For the chicken salad:
1 package skinless, boneless organic chicken breasts
Dill to taste (no more than a teaspoon, though – it'll overpower the other flavors)
Cracked black pepper
For the napoleon:
Organic ready-to-serve polenta
Organic “on the vine” tomatoes (this is not based on flavor, they are simply the right size for stacking)
Fresh buffalo mozzarella, sliced about ½ inch thick
Flour, egg and breadcrumbs for the dredge
Vegetable oil for frying (a little less than half a cup)
Boil the chicken. Set up a medium saute pan with the vegetable oil over medium heat. While the chicken is boiling, slice the tomatoes, polenta and buffalo mozzarella. Fun Fact: it is called buffalo mozzarella because it is made from the milk of water buffalo. The tomatoes should be about ¼ of an inch thick, while the polenta and mozzarella about ½ inch thick.

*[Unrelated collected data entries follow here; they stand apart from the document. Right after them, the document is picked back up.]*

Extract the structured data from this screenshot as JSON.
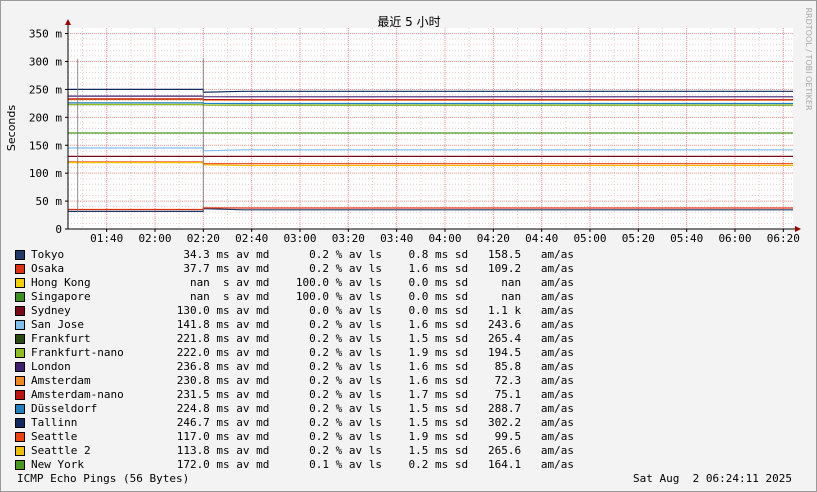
{
  "chart_data": {
    "type": "line",
    "title": "最近 5 小时",
    "ylabel": "Seconds",
    "watermark": "RRDTOOL / TOBI OETIKER",
    "ylim": [
      0,
      0.36
    ],
    "y_ticks": [
      {
        "value": 0,
        "label": "0"
      },
      {
        "value": 0.05,
        "label": "50 m"
      },
      {
        "value": 0.1,
        "label": "100 m"
      },
      {
        "value": 0.15,
        "label": "150 m"
      },
      {
        "value": 0.2,
        "label": "200 m"
      },
      {
        "value": 0.25,
        "label": "250 m"
      },
      {
        "value": 0.3,
        "label": "300 m"
      },
      {
        "value": 0.35,
        "label": "350 m"
      }
    ],
    "x_range": [
      "01:24",
      "06:24"
    ],
    "x_ticks": [
      "01:40",
      "02:00",
      "02:20",
      "02:40",
      "03:00",
      "03:20",
      "03:40",
      "04:00",
      "04:20",
      "04:40",
      "05:00",
      "05:20",
      "05:40",
      "06:00",
      "06:20"
    ],
    "grid": true,
    "series": [
      {
        "name": "Tokyo",
        "color": "#1f3a6b",
        "values": [
          0.0315,
          0.0365,
          0.0343
        ],
        "avg": "34.3 ms",
        "loss": "0.2 %",
        "sd": "0.8 ms",
        "am": "158.5"
      },
      {
        "name": "Osaka",
        "color": "#e03010",
        "values": [
          0.035,
          0.038,
          0.0377
        ],
        "avg": "37.7 ms",
        "loss": "0.2 %",
        "sd": "1.6 ms",
        "am": "109.2"
      },
      {
        "name": "Hong Kong",
        "color": "#f5d000",
        "values": null,
        "avg": "nan  s",
        "loss": "100.0 %",
        "sd": "0.0 ms",
        "am": "nan"
      },
      {
        "name": "Singapore",
        "color": "#3f8f20",
        "values": null,
        "avg": "nan  s",
        "loss": "100.0 %",
        "sd": "0.0 ms",
        "am": "nan"
      },
      {
        "name": "Sydney",
        "color": "#7a0a1a",
        "values": [
          0.13,
          0.13,
          0.13
        ],
        "avg": "130.0 ms",
        "loss": "0.0 %",
        "sd": "0.0 ms",
        "am": "1.1 k"
      },
      {
        "name": "San Jose",
        "color": "#80c0f0",
        "values": [
          0.145,
          0.14,
          0.1418
        ],
        "avg": "141.8 ms",
        "loss": "0.2 %",
        "sd": "1.6 ms",
        "am": "243.6"
      },
      {
        "name": "Frankfurt",
        "color": "#2a4a10",
        "values": [
          0.223,
          0.222,
          0.2218
        ],
        "avg": "221.8 ms",
        "loss": "0.2 %",
        "sd": "1.5 ms",
        "am": "265.4"
      },
      {
        "name": "Frankfurt-nano",
        "color": "#90c020",
        "values": [
          0.223,
          0.222,
          0.222
        ],
        "avg": "222.0 ms",
        "loss": "0.2 %",
        "sd": "1.9 ms",
        "am": "194.5"
      },
      {
        "name": "London",
        "color": "#402070",
        "values": [
          0.238,
          0.237,
          0.2368
        ],
        "avg": "236.8 ms",
        "loss": "0.2 %",
        "sd": "1.6 ms",
        "am": "85.8"
      },
      {
        "name": "Amsterdam",
        "color": "#f08a20",
        "values": [
          0.232,
          0.231,
          0.2308
        ],
        "avg": "230.8 ms",
        "loss": "0.2 %",
        "sd": "1.6 ms",
        "am": "72.3"
      },
      {
        "name": "Amsterdam-nano",
        "color": "#c01010",
        "values": [
          0.233,
          0.232,
          0.2315
        ],
        "avg": "231.5 ms",
        "loss": "0.2 %",
        "sd": "1.7 ms",
        "am": "75.1"
      },
      {
        "name": "Düsseldorf",
        "color": "#2080c0",
        "values": [
          0.226,
          0.225,
          0.2248
        ],
        "avg": "224.8 ms",
        "loss": "0.2 %",
        "sd": "1.5 ms",
        "am": "288.7"
      },
      {
        "name": "Tallinn",
        "color": "#102a60",
        "values": [
          0.25,
          0.245,
          0.2467
        ],
        "avg": "246.7 ms",
        "loss": "0.2 %",
        "sd": "1.5 ms",
        "am": "302.2"
      },
      {
        "name": "Seattle",
        "color": "#f04010",
        "values": [
          0.12,
          0.117,
          0.117
        ],
        "avg": "117.0 ms",
        "loss": "0.2 %",
        "sd": "1.9 ms",
        "am": "99.5"
      },
      {
        "name": "Seattle 2",
        "color": "#f0c000",
        "values": [
          0.119,
          0.115,
          0.1138
        ],
        "avg": "113.8 ms",
        "loss": "0.2 %",
        "sd": "1.5 ms",
        "am": "265.6"
      },
      {
        "name": "New York",
        "color": "#4a9a20",
        "values": [
          0.172,
          0.172,
          0.172
        ],
        "avg": "172.0 ms",
        "loss": "0.1 %",
        "sd": "0.2 ms",
        "am": "164.1"
      }
    ]
  },
  "footer": {
    "left": "ICMP Echo Pings (56 Bytes)",
    "right": "Sat Aug  2 06:24:11 2025"
  },
  "legend_suffix": {
    "avg": "av md",
    "loss": "av ls",
    "sd": "sd",
    "am": "am/as"
  }
}
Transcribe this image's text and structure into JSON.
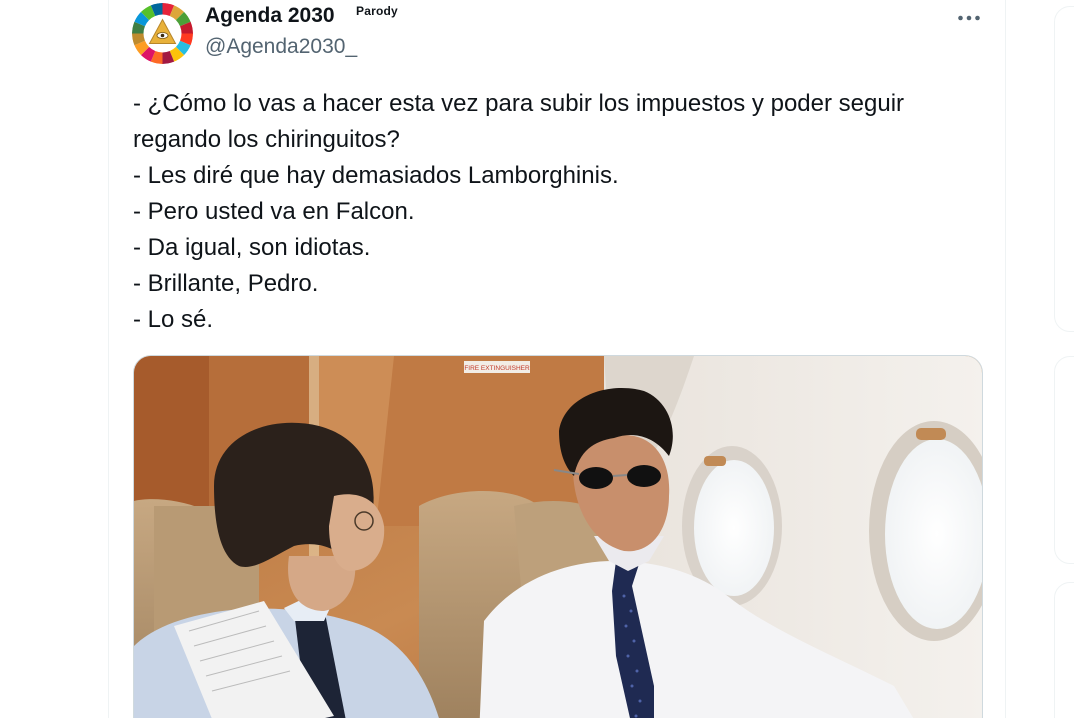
{
  "tweet": {
    "author": {
      "display_name": "Agenda 2030",
      "badge": "Parody",
      "handle": "@Agenda2030_"
    },
    "more_icon": "more-horizontal-icon",
    "text_lines": [
      "- ¿Cómo lo vas a hacer esta vez para subir los impuestos y poder seguir",
      "regando los chiringuitos?",
      "- Les diré que hay demasiados Lamborghinis.",
      "- Pero usted va en Falcon.",
      "- Da igual, son idiotas.",
      "- Brillante, Pedro.",
      "- Lo sé."
    ],
    "photo": {
      "sign_text": "FIRE EXTINGUISHER"
    }
  },
  "colors": {
    "text_primary": "#0f1419",
    "text_secondary": "#536471",
    "border": "#eff3f4",
    "media_border": "#cfd9de"
  }
}
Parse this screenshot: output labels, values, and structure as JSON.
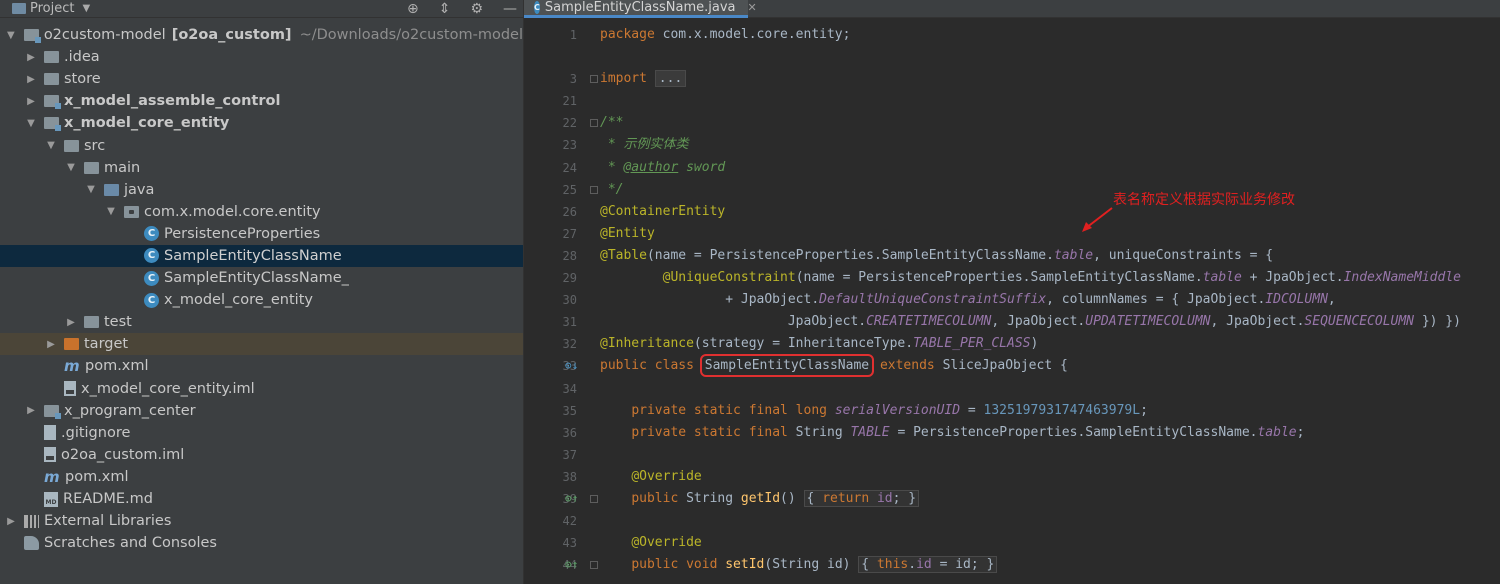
{
  "project_panel": {
    "title": "Project",
    "tree": [
      {
        "label": "o2custom-model",
        "bold_suffix": "[o2oa_custom]",
        "muted": "~/Downloads/o2custom-model",
        "indent": 0,
        "arrow": "down",
        "icon": "folder-module",
        "icon_name": "module-folder-icon"
      },
      {
        "label": ".idea",
        "indent": 1,
        "arrow": "right",
        "icon": "folder",
        "icon_name": "folder-icon"
      },
      {
        "label": "store",
        "indent": 1,
        "arrow": "right",
        "icon": "folder",
        "icon_name": "folder-icon"
      },
      {
        "label": "x_model_assemble_control",
        "indent": 1,
        "arrow": "right",
        "icon": "folder-module",
        "bold": true,
        "icon_name": "module-folder-icon"
      },
      {
        "label": "x_model_core_entity",
        "indent": 1,
        "arrow": "down",
        "icon": "folder-module",
        "bold": true,
        "icon_name": "module-folder-icon"
      },
      {
        "label": "src",
        "indent": 2,
        "arrow": "down",
        "icon": "folder",
        "icon_name": "folder-icon"
      },
      {
        "label": "main",
        "indent": 3,
        "arrow": "down",
        "icon": "folder",
        "icon_name": "folder-icon"
      },
      {
        "label": "java",
        "indent": 4,
        "arrow": "down",
        "icon": "folder-src",
        "icon_name": "source-folder-icon"
      },
      {
        "label": "com.x.model.core.entity",
        "indent": 5,
        "arrow": "down",
        "icon": "folder-pkg",
        "icon_name": "package-icon"
      },
      {
        "label": "PersistenceProperties",
        "indent": 6,
        "arrow": "none",
        "icon": "class",
        "icon_name": "class-icon"
      },
      {
        "label": "SampleEntityClassName",
        "indent": 6,
        "arrow": "none",
        "icon": "class",
        "selected": true,
        "icon_name": "class-icon"
      },
      {
        "label": "SampleEntityClassName_",
        "indent": 6,
        "arrow": "none",
        "icon": "class",
        "icon_name": "class-icon"
      },
      {
        "label": "x_model_core_entity",
        "indent": 6,
        "arrow": "none",
        "icon": "class",
        "icon_name": "class-icon"
      },
      {
        "label": "test",
        "indent": 3,
        "arrow": "right",
        "icon": "folder",
        "icon_name": "folder-icon"
      },
      {
        "label": "target",
        "indent": 2,
        "arrow": "right",
        "icon": "folder-target",
        "excluded": true,
        "icon_name": "excluded-folder-icon"
      },
      {
        "label": "pom.xml",
        "indent": 2,
        "arrow": "none",
        "icon": "maven",
        "icon_name": "maven-icon"
      },
      {
        "label": "x_model_core_entity.iml",
        "indent": 2,
        "arrow": "none",
        "icon": "file-iml",
        "icon_name": "iml-file-icon"
      },
      {
        "label": "x_program_center",
        "indent": 1,
        "arrow": "right",
        "icon": "folder-module",
        "icon_name": "module-folder-icon"
      },
      {
        "label": ".gitignore",
        "indent": 1,
        "arrow": "none",
        "icon": "file",
        "icon_name": "gitignore-icon"
      },
      {
        "label": "o2oa_custom.iml",
        "indent": 1,
        "arrow": "none",
        "icon": "file-iml",
        "icon_name": "iml-file-icon"
      },
      {
        "label": "pom.xml",
        "indent": 1,
        "arrow": "none",
        "icon": "maven",
        "icon_name": "maven-icon"
      },
      {
        "label": "README.md",
        "indent": 1,
        "arrow": "none",
        "icon": "md",
        "icon_name": "markdown-icon"
      },
      {
        "label": "External Libraries",
        "indent": 0,
        "arrow": "right",
        "icon": "libs",
        "icon_name": "libraries-icon"
      },
      {
        "label": "Scratches and Consoles",
        "indent": 0,
        "arrow": "none",
        "icon": "scratch",
        "icon_name": "scratches-icon"
      }
    ]
  },
  "editor": {
    "tab_label": "SampleEntityClassName.java",
    "annotation_text": "表名称定义根据实际业务修改",
    "lines": [
      {
        "n": "1",
        "html": "<span class='kw'>package</span> com.x.model.core.entity;"
      },
      {
        "n": "",
        "html": ""
      },
      {
        "n": "3",
        "html": "<span class='kw'>import</span> <span class='fold-box'>...</span>",
        "fold": true
      },
      {
        "n": "21",
        "html": ""
      },
      {
        "n": "22",
        "html": "<span class='doc'>/**</span>",
        "fold": true
      },
      {
        "n": "23",
        "html": "<span class='doc'> * 示例实体类</span>"
      },
      {
        "n": "24",
        "html": "<span class='doc'> * </span><span class='doctag'>@author</span><span class='doc'> sword</span>"
      },
      {
        "n": "25",
        "html": "<span class='doc'> */</span>",
        "fold": true
      },
      {
        "n": "26",
        "html": "<span class='an'>@ContainerEntity</span>"
      },
      {
        "n": "27",
        "html": "<span class='an'>@Entity</span>"
      },
      {
        "n": "28",
        "html": "<span class='an'>@Table</span>(name = PersistenceProperties.SampleEntityClassName.<span class='st'>table</span>, uniqueConstraints = {"
      },
      {
        "n": "29",
        "html": "        <span class='an'>@UniqueConstraint</span>(name = PersistenceProperties.SampleEntityClassName.<span class='st'>table</span> + JpaObject.<span class='st'>IndexNameMiddle</span>"
      },
      {
        "n": "30",
        "html": "                + JpaObject.<span class='st'>DefaultUniqueConstraintSuffix</span>, columnNames = { JpaObject.<span class='st'>IDCOLUMN</span>,"
      },
      {
        "n": "31",
        "html": "                        JpaObject.<span class='st'>CREATETIMECOLUMN</span>, JpaObject.<span class='st'>UPDATETIMECOLUMN</span>, JpaObject.<span class='st'>SEQUENCECOLUMN</span> }) })"
      },
      {
        "n": "32",
        "html": "<span class='an'>@Inheritance</span>(strategy = InheritanceType.<span class='st'>TABLE_PER_CLASS</span>)"
      },
      {
        "n": "33",
        "html": "<span class='kw'>public class</span> <span class='class-highlight'>SampleEntityClassName</span> <span class='kw'>extends</span> SliceJpaObject {",
        "mark": "impl"
      },
      {
        "n": "34",
        "html": ""
      },
      {
        "n": "35",
        "html": "    <span class='kw'>private static final long</span> <span class='st'>serialVersionUID</span> = <span class='num'>1325197931747463979L</span>;"
      },
      {
        "n": "36",
        "html": "    <span class='kw'>private static final</span> String <span class='st'>TABLE</span> = PersistenceProperties.SampleEntityClassName.<span class='st'>table</span>;"
      },
      {
        "n": "37",
        "html": ""
      },
      {
        "n": "38",
        "html": "    <span class='an'>@Override</span>"
      },
      {
        "n": "39",
        "html": "    <span class='kw'>public</span> String <span class='fn'>getId</span>() <span class='brace-box'>{ <span class='kw'>return</span> <span class='fld'>id</span>; }</span>",
        "mark": "over",
        "fold": true
      },
      {
        "n": "42",
        "html": ""
      },
      {
        "n": "43",
        "html": "    <span class='an'>@Override</span>"
      },
      {
        "n": "44",
        "html": "    <span class='kw'>public void</span> <span class='fn'>setId</span>(String id) <span class='brace-box'>{ <span class='kw'>this</span>.<span class='fld'>id</span> = id; }</span>",
        "mark": "over",
        "fold": true
      }
    ]
  }
}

Beat one egg in one plate and place about ¾ cup of breadcrumbs in another and ¼ cup organic flour in yet another. When the oil is hot enough for frying, dredge the tomatoes in the flour, then egg, then breadcrumbs and place in the saute pan. Once they are crisp (flipping once), lay to dry on a paper towel.
Set up another saute pan with a little non-stick cooking spray (Pam) (or my favorite: bacon fat. Hey, no one's perfect) over medium-heat and place the polenta slices in the pan. These will cook fast, so be ready to remove them once they are a little crispy on the edges (flipping once).
At this point, the chicken should be done, so remove that from the heat and preheat the oven to 375 F. Line a sheet pan with foil and layer the napoleons with the polenta first, fried tomato next and mozzarella on top (you can do more than three layers if you'd like). Pop those in the oven just long enough to melt the cheese.
Process the chicken in a food processor. Once it is down to the size you want, remove from the processor and toss into your mixing bowl. Add mayonnaise (I've discovered McCormick's lime flavored mayo – delicious), dill and cracked pepper. Remove the napoleons once the cheese is gooey. Place them on a plate with a nice scoop of slightly warm chicken salad. I also found a tomatillo and green pepper salsa at Four Seasons Market to use as a drizzle. Mmm. Enjoy!